Lebanon’s top officials agree on one undeniable truth: the country’s first obligation is to ensure that all arms are in the hands of the state. They also recognize that their second commitment—structural reform of the economy, judiciary, and public administration—hinges on the success of the first. This is not merely a demand from the Arab and international communities, but a fundamental national priority. It is the foundation of state sovereignty; without it, any attempt to build a functioning state is like constructing on shifting sands.
Even though “placing all weapons under state control” should be implemented ipso jure—that is, by enforcing existing international resolutions, ceasefire agreements, the Taif Accord, the presidential oath, and the ministerial statement—the Lebanese authorities have opted for a different approach. They’ve chosen dialogue with Hezbollah, citing the risk of civil unrest if action is taken without negotiation.

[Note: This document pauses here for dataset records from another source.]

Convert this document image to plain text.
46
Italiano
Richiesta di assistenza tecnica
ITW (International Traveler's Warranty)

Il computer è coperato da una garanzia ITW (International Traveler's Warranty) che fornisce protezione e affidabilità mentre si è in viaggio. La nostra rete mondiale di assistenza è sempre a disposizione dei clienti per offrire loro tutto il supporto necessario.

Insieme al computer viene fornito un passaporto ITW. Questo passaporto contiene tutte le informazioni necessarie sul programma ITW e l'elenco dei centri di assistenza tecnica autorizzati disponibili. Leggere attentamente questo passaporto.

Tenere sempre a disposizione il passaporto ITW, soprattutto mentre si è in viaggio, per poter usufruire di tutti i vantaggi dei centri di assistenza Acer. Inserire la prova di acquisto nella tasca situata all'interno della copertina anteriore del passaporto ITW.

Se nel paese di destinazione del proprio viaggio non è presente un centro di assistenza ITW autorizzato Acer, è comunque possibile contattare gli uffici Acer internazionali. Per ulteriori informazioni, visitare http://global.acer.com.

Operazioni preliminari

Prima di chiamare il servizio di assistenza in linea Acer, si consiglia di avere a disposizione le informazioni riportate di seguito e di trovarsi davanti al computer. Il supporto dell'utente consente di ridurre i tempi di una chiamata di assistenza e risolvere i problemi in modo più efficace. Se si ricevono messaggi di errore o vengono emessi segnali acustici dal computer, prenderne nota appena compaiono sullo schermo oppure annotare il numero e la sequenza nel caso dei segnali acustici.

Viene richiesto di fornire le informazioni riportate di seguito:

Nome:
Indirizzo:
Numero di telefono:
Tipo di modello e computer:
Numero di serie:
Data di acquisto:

Given the failure of past attempts at “national dialogue” on this issue, the government has now restricted the scope of talks to a bilateral framework between itself and Hezbollah. President Joseph Aoun has already initiated this dialogue, which he insists must be substantive—not a folkloric gesture aimed at appeasing international, particularly American, pressure while leaving Hezbollah’s arms untouched under euphemisms like “Army Supporters,” a recent label floated with proposals to integrate Hezbollah fighters into army brigades.
The presidency’s current approach is to frame the matter within a comprehensive “National Security Strategy,” encompassing a defense strategy as one of its components. Hezbollah, for its part, has returned—after long denial—to the concept of a “defense strategy,” which it now uses to justify maintaining its arsenal under the pretext that the Lebanese army is too weak and the “resistance” is still needed to confront Israel.
Hezbollah has already burdened the dialogue with two conditions: halting Israeli airstrikes and Israel’s withdrawal from occupied Lebanese points. Yet it fully realizes these conditions are unattainable so long as it clings to its weapons, arsenals north of the Litani River and elsewhere across Lebanon.
More critically, these two overt conditions mask a deeper one: the anticipated Iranian-American dialogue in Oman, whether direct or mediated. Hezbollah is expected to stall or maneuver within domestic talks, awaiting the outcome of the Muscat negotiations. It’s banking on Tehran’s success in reducing or lifting U.S. pressure and sanctions, which would strengthen its hand against the Lebanese state and help it evade disarmament.
Hezbollah seemed notably relieved by the lukewarm nature of the recent summit between U.S. President Donald Trump and Israeli Prime Minister Benjamin Netanyahu and by Netanyahu’s “disappointment” at Trump’s uncoordinated announcement of talks with Iran.
This places the dialogue currently led by President Joseph Aoun—with the backing of Speaker of Parliament Nabih Berri, Prime Minister Nawaf Salam, and the government, which plans to address the arms issue in an upcoming session—at a crossroads. Its fate now hangs between two axes: the outcome of the Tehran-Washington talks and Hezbollah’s internal conflict between a hardline wing that insists on retaining arms and a more moderate wing inclined to draw lessons from war and integrate into the state framework.
Notably, Speaker Berri appears to favor the latter, more peace-seeking camp. He has even begun using President Aoun’s term “National Security Strategy” instead of the more ambiguous “Defense Strategy” and has pledged to help remove some of the obstacles hindering the weapons dialogue.
If the state has truly chosen dialogue to avoid conflict, then this dialogue must center on the mechanism of disarmament—not its principle. Talks must focus on a short-term Lebanese timetable for the handover of arms to the army, without being tied to any external developments—particularly the Iranian-American negotiations—lest the talks devolve into a time-wasting exercise.
One cannot ignore the pressure from Israel, which enjoys full American backing despite critiques of the Trump-Netanyahu summit. This reality demands utmost seriousness and urgency in the dialogue, especially in light of the silence of Hezbollah’s weapons and their inability to retaliate against Israel. In effect, the weapons have lost their purpose.
Perhaps the most critical question the Lebanese state can now pose to Hezbollah is this: Does the party have any option other than surrendering to the requirements of the ceasefire and relinquishing its arms—especially after it has become clear that its weapons can no longer protect its leaders, supporters, or the country itself? The answer is almost certainly no. All it has left is recycled rhetoric about the “necessity of resistance.”
Recent conflicts have exposed Iran’s need to either sever or at least loosen its ties with regional proxies. This has already begun in Iraq with the Popular Mobilization Forces, and in Yemen with the Houthis. Hezbollah will likely not be exempt from this trend.
Whether through dialogue or otherwise, the direction is clear and irreversible: the state must be freed from all non-state arms, Lebanese or foreign. The road ahead is singular—and the shorter the path to that end, the better.